We also left too late and were late to the starting line, meaning I was still in line for the toilet as the race started. Thankfully, the wonderful Starfish people kept our bags safe so we avoided bag check but I was doubly annoyed that my backup iPod was totally dead despite charging it all night. I know it’s ancient technology but it’s a great backup for rainy days when I don’t want to run with my phone.
By the time I finally got to my starting pen, I was flustered and angry. I was wearing a garbage bag standing in the rain alone huffing with frustration.
At long last the race started, and I was happy to finally start. Standing in the rain before a race starts is the absolute worst. Running in the rain is marginally less horrible.
I felt like I was weaving and dodging people for several miles. I just couldn’t find a clear path to run. I was convinced I must have started with the wrong group because I felt like everyone was so much slower than me. I know that makes me sound like a jerk. I am not that fast. But it just added to my general annoyance.
Anyway, I finally settled into a good pace and constantly passing people had stroked my ego. I was no longer mad. I was on track for my best half marathon ever and I was in the zone and determined.
I was so determined in fact that I barely paid attention to the sights around me. I vaguely remember the route which is a shame, because I know the Royal Parks Half Marathon route is world-class.
At 18.3km, my watch died. Just shut off. From 100% to nothing. Apple, seriously, you have got to do better than this. The Apple Sportwatch with Nike+ is such a colossal disappointment as a sport watch. I was averaging 5:23/km up until that point and I felt oddly fresh so I just kept it up, pushing as hard as I could for the final mile.
I crossed the line without much fanfare. I had no idea if I’d met my goal time of 1:55 or not but I knew it had to be a personal best.
By the time I made my soggy way back to the Starfish stand, I had already received a text with my time. 1:54:59! I obviously paced that perfect time with my sixth sense. Boo Apple watch.
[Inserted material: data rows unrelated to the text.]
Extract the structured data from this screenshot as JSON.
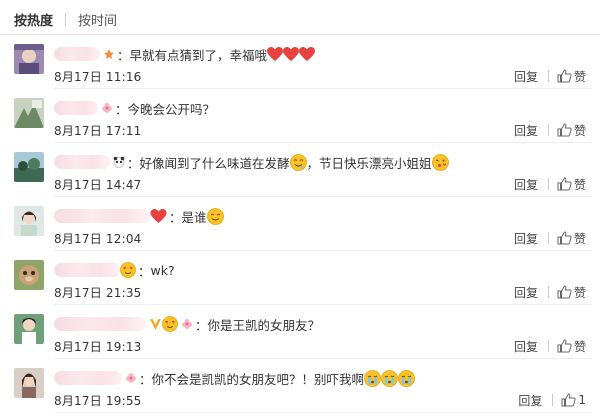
{
  "tabs": [
    {
      "label": "按热度",
      "active": true
    },
    {
      "label": "按时间",
      "active": false
    }
  ],
  "like_label": "赞",
  "reply_label": "回复",
  "comments": [
    {
      "text": "早就有点猜到了，幸福哦",
      "time": "8月17日 11:16",
      "like_count": "",
      "emojis": [
        "heart",
        "heart",
        "heart"
      ],
      "emoji_after": []
    },
    {
      "text": "今晚会公开吗？",
      "time": "8月17日 17:11",
      "like_count": "",
      "emojis": [],
      "emoji_after": []
    },
    {
      "text": "好像闻到了什么味道在发酵",
      "text2": "，节日快乐漂亮小姐姐",
      "time": "8月17日 14:47",
      "like_count": "",
      "emojis": [
        "drool"
      ],
      "emoji_after": [
        "kiss"
      ]
    },
    {
      "text": "是谁",
      "time": "8月17日 12:04",
      "like_count": "",
      "emojis": [
        "smile"
      ],
      "emoji_after": []
    },
    {
      "text": "wk?",
      "time": "8月17日 21:35",
      "like_count": "",
      "emojis": [],
      "emoji_after": []
    },
    {
      "text": "你是王凯的女朋友？",
      "time": "8月17日 19:13",
      "like_count": "",
      "emojis": [],
      "emoji_after": []
    },
    {
      "text": "你不会是凯凯的女朋友吧？！别吓我啊",
      "time": "8月17日 19:55",
      "like_count": "1",
      "emojis": [
        "cry",
        "cry",
        "cry"
      ],
      "emoji_after": []
    }
  ],
  "colors": {
    "text": "#333333",
    "time": "#333333",
    "heart": "#e8423f",
    "emoji_yellow": "#f7c325"
  }
}
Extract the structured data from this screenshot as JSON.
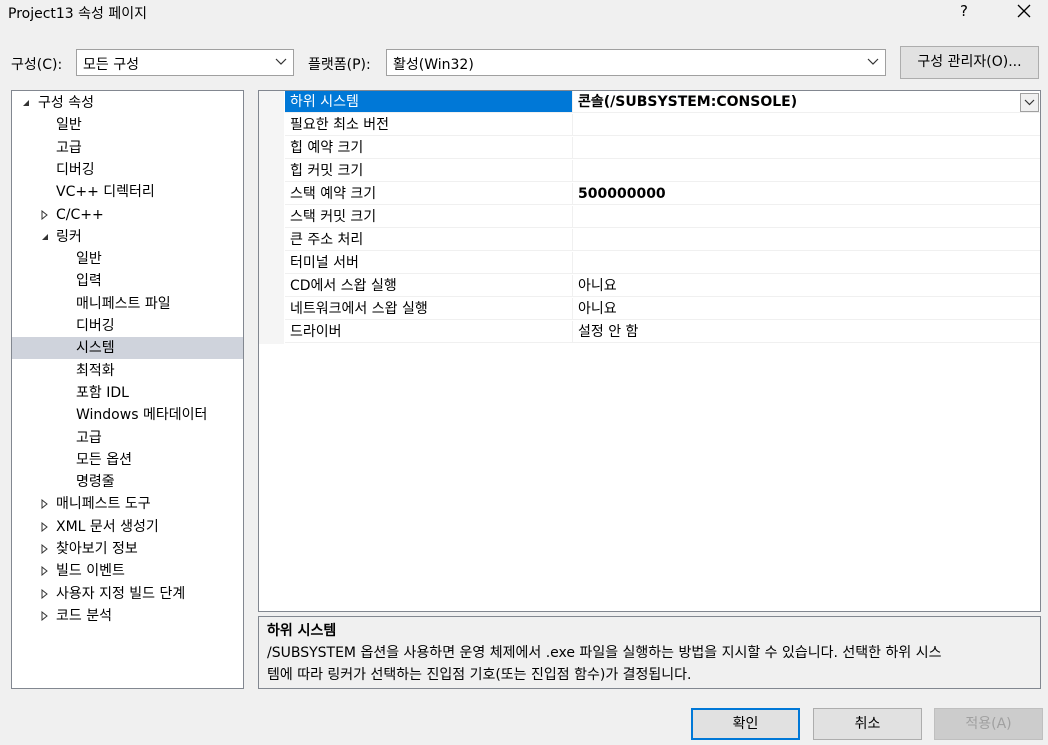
{
  "window": {
    "title": "Project13 속성 페이지",
    "help": "?"
  },
  "config": {
    "config_label": "구성(C):",
    "config_value": "모든 구성",
    "platform_label": "플랫폼(P):",
    "platform_value": "활성(Win32)",
    "manager_button": "구성 관리자(O)..."
  },
  "tree": {
    "items": [
      {
        "label": "구성 속성",
        "expander": "expanded"
      },
      {
        "label": "일반"
      },
      {
        "label": "고급"
      },
      {
        "label": "디버깅"
      },
      {
        "label": "VC++ 디렉터리"
      },
      {
        "label": "C/C++",
        "expander": "collapsed"
      },
      {
        "label": "링커",
        "expander": "expanded"
      },
      {
        "label": "일반"
      },
      {
        "label": "입력"
      },
      {
        "label": "매니페스트 파일"
      },
      {
        "label": "디버깅"
      },
      {
        "label": "시스템",
        "selected": true
      },
      {
        "label": "최적화"
      },
      {
        "label": "포함 IDL"
      },
      {
        "label": "Windows 메타데이터"
      },
      {
        "label": "고급"
      },
      {
        "label": "모든 옵션"
      },
      {
        "label": "명령줄"
      },
      {
        "label": "매니페스트 도구",
        "expander": "collapsed"
      },
      {
        "label": "XML 문서 생성기",
        "expander": "collapsed"
      },
      {
        "label": "찾아보기 정보",
        "expander": "collapsed"
      },
      {
        "label": "빌드 이벤트",
        "expander": "collapsed"
      },
      {
        "label": "사용자 지정 빌드 단계",
        "expander": "collapsed"
      },
      {
        "label": "코드 분석",
        "expander": "collapsed"
      }
    ]
  },
  "properties": [
    {
      "name": "하위 시스템",
      "value": "콘솔(/SUBSYSTEM:CONSOLE)",
      "bold": true,
      "selected": true
    },
    {
      "name": "필요한 최소 버전",
      "value": ""
    },
    {
      "name": "힙 예약 크기",
      "value": ""
    },
    {
      "name": "힙 커밋 크기",
      "value": ""
    },
    {
      "name": "스택 예약 크기",
      "value": "500000000",
      "bold": true
    },
    {
      "name": "스택 커밋 크기",
      "value": ""
    },
    {
      "name": "큰 주소 처리",
      "value": ""
    },
    {
      "name": "터미널 서버",
      "value": ""
    },
    {
      "name": "CD에서 스왑 실행",
      "value": "아니요"
    },
    {
      "name": "네트워크에서 스왑 실행",
      "value": "아니요"
    },
    {
      "name": "드라이버",
      "value": "설정 안 함"
    }
  ],
  "description": {
    "title": "하위 시스템",
    "line1": "/SUBSYSTEM 옵션을 사용하면 운영 체제에서 .exe 파일을 실행하는 방법을 지시할 수 있습니다. 선택한 하위 시스",
    "line2": "템에 따라 링커가 선택하는 진입점 기호(또는 진입점 함수)가 결정됩니다."
  },
  "buttons": {
    "ok": "확인",
    "cancel": "취소",
    "apply": "적용(A)"
  },
  "colors": {
    "selection": "#0078d7",
    "tree_selection": "#cfd3dc"
  }
}
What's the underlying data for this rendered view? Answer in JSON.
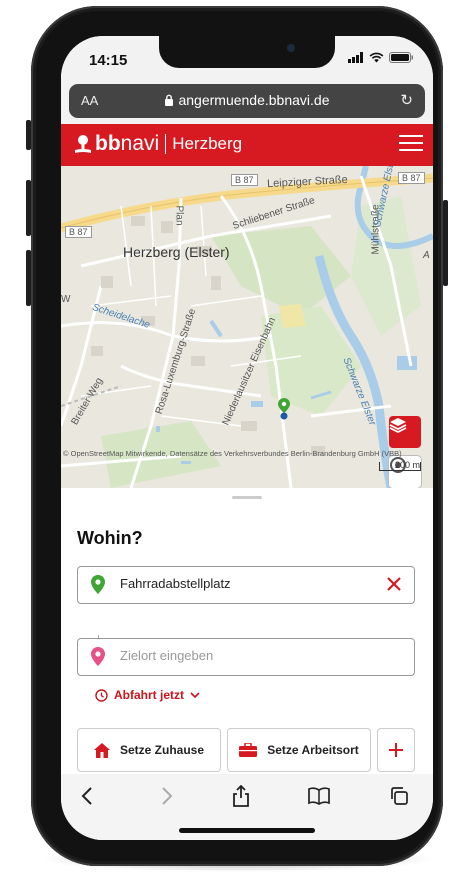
{
  "status_bar": {
    "time": "14:15"
  },
  "browser": {
    "text_size_label": "AA",
    "url": "angermuende.bbnavi.de"
  },
  "header": {
    "logo_bold": "bb",
    "logo_regular": "navi",
    "city": "Herzberg"
  },
  "map": {
    "city_label": "Herzberg (Elster)",
    "road_label_b87": "B 87",
    "street_labels": [
      "Leipziger Straße",
      "Schliebener Straße",
      "Mühlstraße",
      "Plan",
      "Scheidelache",
      "Rosa-Luxemburg-Straße",
      "Niederlausitzer Eisenbahn",
      "Breiter Weg",
      "Schwarze Elster"
    ],
    "edge_labels": [
      "A",
      "W"
    ],
    "attribution": "© OpenStreetMap Mitwirkende, Datensätze des Verkehrsverbundes Berlin-Brandenburg GmbH (VBB)",
    "scale": "200 m"
  },
  "sheet": {
    "title": "Wohin?",
    "origin_value": "Fahrradabstellplatz",
    "destination_placeholder": "Zielort eingeben",
    "depart_label": "Abfahrt jetzt",
    "home_label": "Setze Zuhause",
    "work_label": "Setze Arbeitsort"
  },
  "colors": {
    "brand_red": "#d71921",
    "origin_pin": "#3fa535",
    "destination_pin": "#e8508a"
  },
  "icons": {
    "url_lock": "lock-icon",
    "reload": "reload-icon",
    "menu": "hamburger-icon",
    "layers": "layers-icon",
    "locate": "locate-icon",
    "home": "home-icon",
    "work": "briefcase-icon",
    "add": "plus-icon"
  }
}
All my annoyance evaporated, and I was very smug with my result. My previous personal best was 1:57:39 set last year at the North London half marathon, so this is a considerable improvement. I was bound and determined to PB in this race. Having just turned 35, I felt like I needed to prove to myself that fitness improvements are still possible. I am not declining athletically as I age after all! Well, at least not yet!
Later that day, we also received a few final donations to our JustGiving page and I am so happy to report that we have now met our fundraising goal for Starfish! I am endlessly thankful to the 19 different donors who gave us money. A huge thank you to you all. Seriously. You guys are the best.
And of course, there’s no reason why you couldn’t still donate. We did run a half marathon in the rain after all!
A big shout-out to Graham who was just a few seconds off his PB, and to our friend Paolo who completed his first ever half marathon AND he was the top fundraiser for Starfish! What an accomplishment for your first event.
That’s my last big event of the year. Next up: I’ll be doing the Red Run, a charity run in Victoria Park on 1 December for World AIDS Day. It’s a great event and I encourage you to register. More to come on this event in a future post.